Response in Sheep to Shearing

Table of Contents

  1. Introduction
  2. Response to Handling and Shearing
  3. Response to Repeated Shearing


Farmers worry about the stress caused by certain management practices. Will production be affected? Could these practices make my sheep more susceptible to disease? In the last few years researchers in Lethbridge, Alberta believe they have found a way to evaluate the intensity of stress caused by management practices. Animals under stress put out certain hormones that can be measured in the blood. Researchers, Mears and Brown, measure the blood levels of hormones, cortisol and beta-endorphin. These investigators use hormone release changes to relate to the level of stress. Previously they found weaning and restraint to be moderate stressors for lambs. These same researchers have measured the effects of handling and shearing on ewes.
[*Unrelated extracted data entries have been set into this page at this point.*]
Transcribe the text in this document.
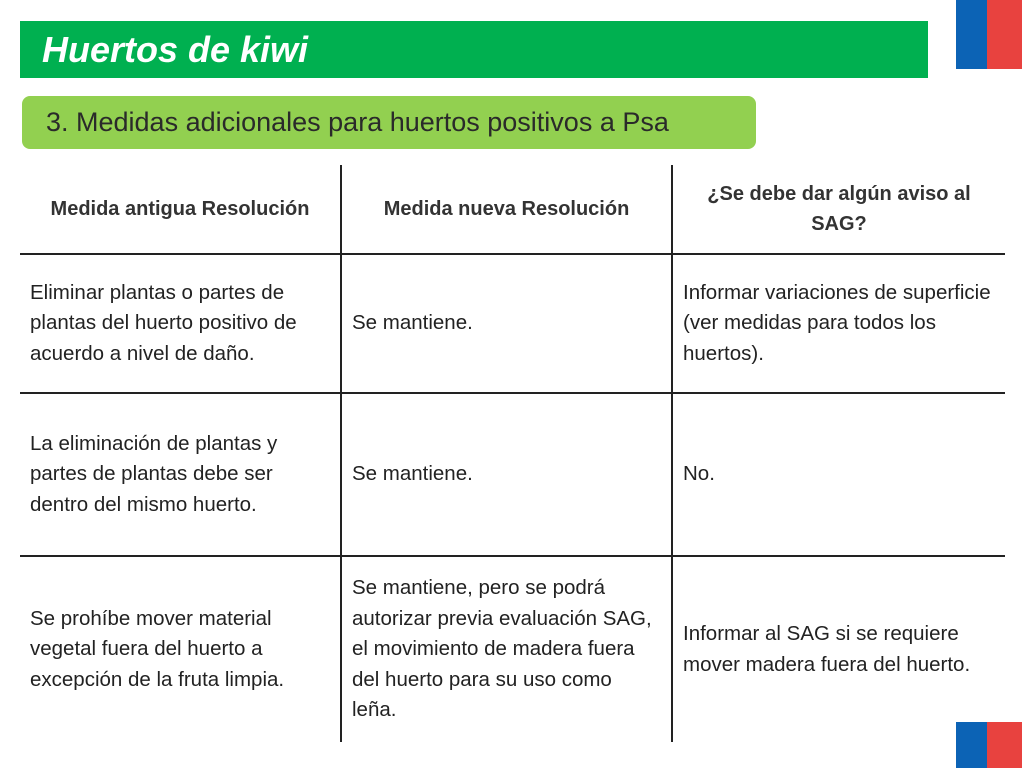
Huertos de kiwi
3. Medidas adicionales para huertos positivos a Psa
Medida antigua Resolución	Medida nueva Resolución
¿Se debe dar algún aviso al SAG?
Eliminar plantas o partes de plantas del huerto positivo de acuerdo a nivel de daño.
Se mantiene.
Informar variaciones de superficie (ver medidas para todos los huertos).
La eliminación de plantas y partes de plantas debe ser dentro del mismo huerto.
Se mantiene.	No.
Se prohíbe mover material vegetal fuera del huerto a excepción de la fruta limpia.
Se mantiene, pero se podrá autorizar previa evaluación SAG, el movimiento de madera fuera del huerto para su uso como leña.
Informar al SAG si se requiere mover madera fuera del huerto.
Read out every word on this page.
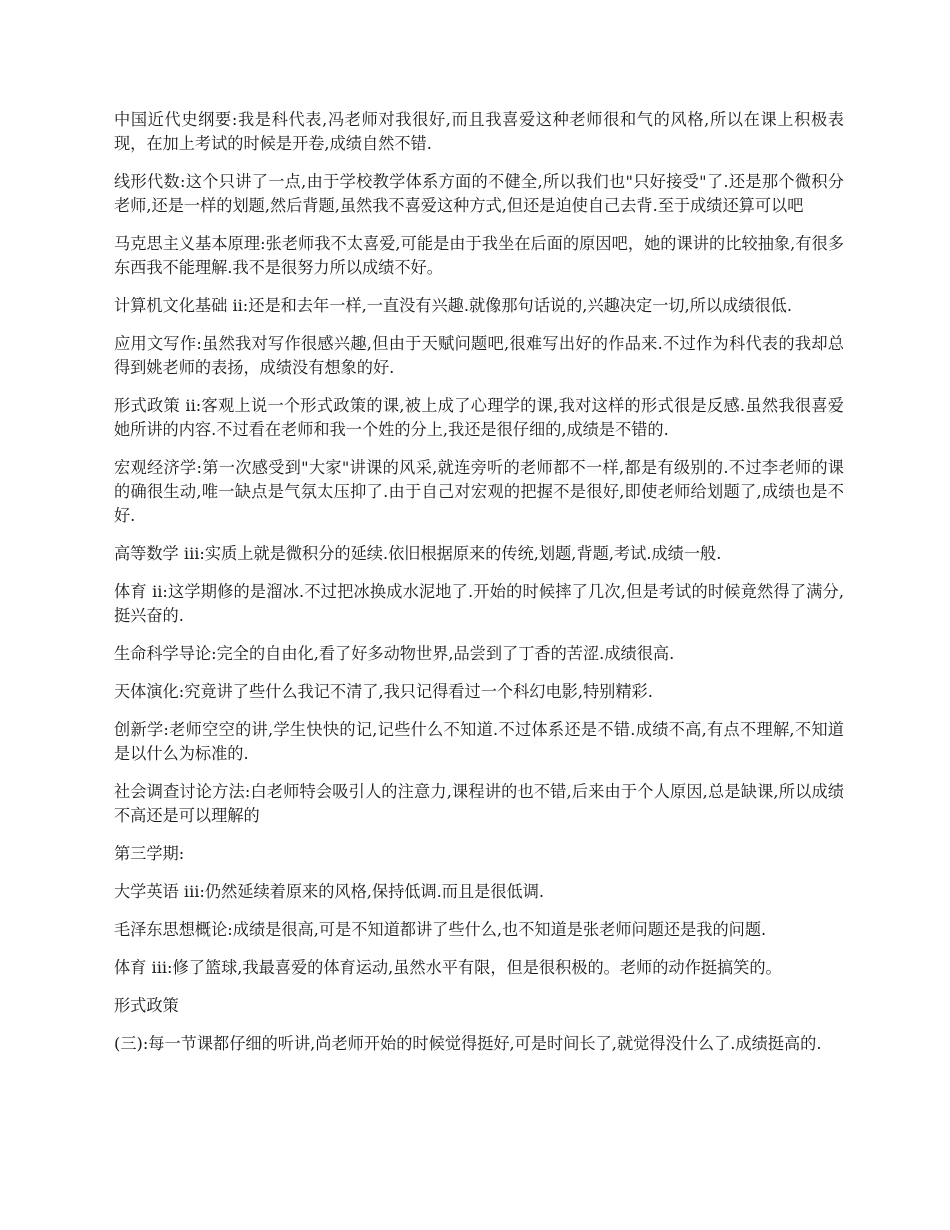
中国近代史纲要:我是科代表,冯老师对我很好,而且我喜爱这种老师很和气的风格,所以在课上积极表现，在加上考试的时候是开卷,成绩自然不错.

线形代数:这个只讲了一点,由于学校教学体系方面的不健全,所以我们也"只好接受"了.还是那个微积分老师,还是一样的划题,然后背题,虽然我不喜爱这种方式,但还是迫使自己去背.至于成绩还算可以吧

马克思主义基本原理:张老师我不太喜爱,可能是由于我坐在后面的原因吧，她的课讲的比较抽象,有很多东西我不能理解.我不是很努力所以成绩不好。

计算机文化基础 ii:还是和去年一样,一直没有兴趣.就像那句话说的,兴趣决定一切,所以成绩很低.

应用文写作:虽然我对写作很感兴趣,但由于天赋问题吧,很难写出好的作品来.不过作为科代表的我却总得到姚老师的表扬，成绩没有想象的好.

形式政策 ii:客观上说一个形式政策的课,被上成了心理学的课,我对这样的形式很是反感.虽然我很喜爱她所讲的内容.不过看在老师和我一个姓的分上,我还是很仔细的,成绩是不错的.

宏观经济学:第一次感受到"大家"讲课的风采,就连旁听的老师都不一样,都是有级别的.不过李老师的课的确很生动,唯一缺点是气氛太压抑了.由于自己对宏观的把握不是很好,即使老师给划题了,成绩也是不好.

高等数学 iii:实质上就是微积分的延续.依旧根据原来的传统,划题,背题,考试.成绩一般.

体育 ii:这学期修的是溜冰.不过把冰换成水泥地了.开始的时候摔了几次,但是考试的时候竟然得了满分,挺兴奋的.

生命科学导论:完全的自由化,看了好多动物世界,品尝到了丁香的苦涩.成绩很高.

天体演化:究竟讲了些什么我记不清了,我只记得看过一个科幻电影,特别精彩.

创新学:老师空空的讲,学生快快的记,记些什么不知道.不过体系还是不错.成绩不高,有点不理解,不知道是以什么为标准的.

社会调查讨论方法:白老师特会吸引人的注意力,课程讲的也不错,后来由于个人原因,总是缺课,所以成绩不高还是可以理解的

第三学期:

大学英语 iii:仍然延续着原来的风格,保持低调.而且是很低调.

毛泽东思想概论:成绩是很高,可是不知道都讲了些什么,也不知道是张老师问题还是我的问题.

体育 iii:修了篮球,我最喜爱的体育运动,虽然水平有限，但是很积极的。老师的动作挺搞笑的。

形式政策

(三):每一节课都仔细的听讲,尚老师开始的时候觉得挺好,可是时间长了,就觉得没什么了.成绩挺高的.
Ewes were broken into two groups, those who had never been sheared before - naïve ewes - and those who had been sheared one to four times on an annual basis. The objectives were to separate the effects of shearing from those of normal handling procedures during shearing and to determine if the experienced ewes' hormonal systems adapted to shearing. In each of the two groups some animals were exposed to simulated shearing or "sham-shearing". The shears were moved around the sham-sheared ewes to simulate shearing but the shears never actually touched the ewes.

Response To Handling And Shearing

There was not a difference in blood levels for the two hormones between the sham-sheared ewes and the sheared ewes. Researchers concluded shearing did not stress ewes beyond the stress caused by the handling procedures.

Response To Repeated Shearing

Researchers did not expect to find previously sheared ewes to be stressed to a much greater extent than naïve ewes. However, hormone levels went higher in experienced ewes shortly after they were exposed to the sounds, smells and sights of the shearing room. These hormones also lasted longer in the blood of the experienced ewes. Observers felt the experienced ewes appeared less upset during handling and shearing compared to naïve ewes. The conclusion was exposure to an unpleasant handling practice may have an adverse effect on sheep at a much later date. The ewes negatively adapted to the shearing process. They remember. Well designed handling and shearing facilities can reduce the stress on ewes. Experienced shearers and handlers can make for less stressful memories for you and your sheep.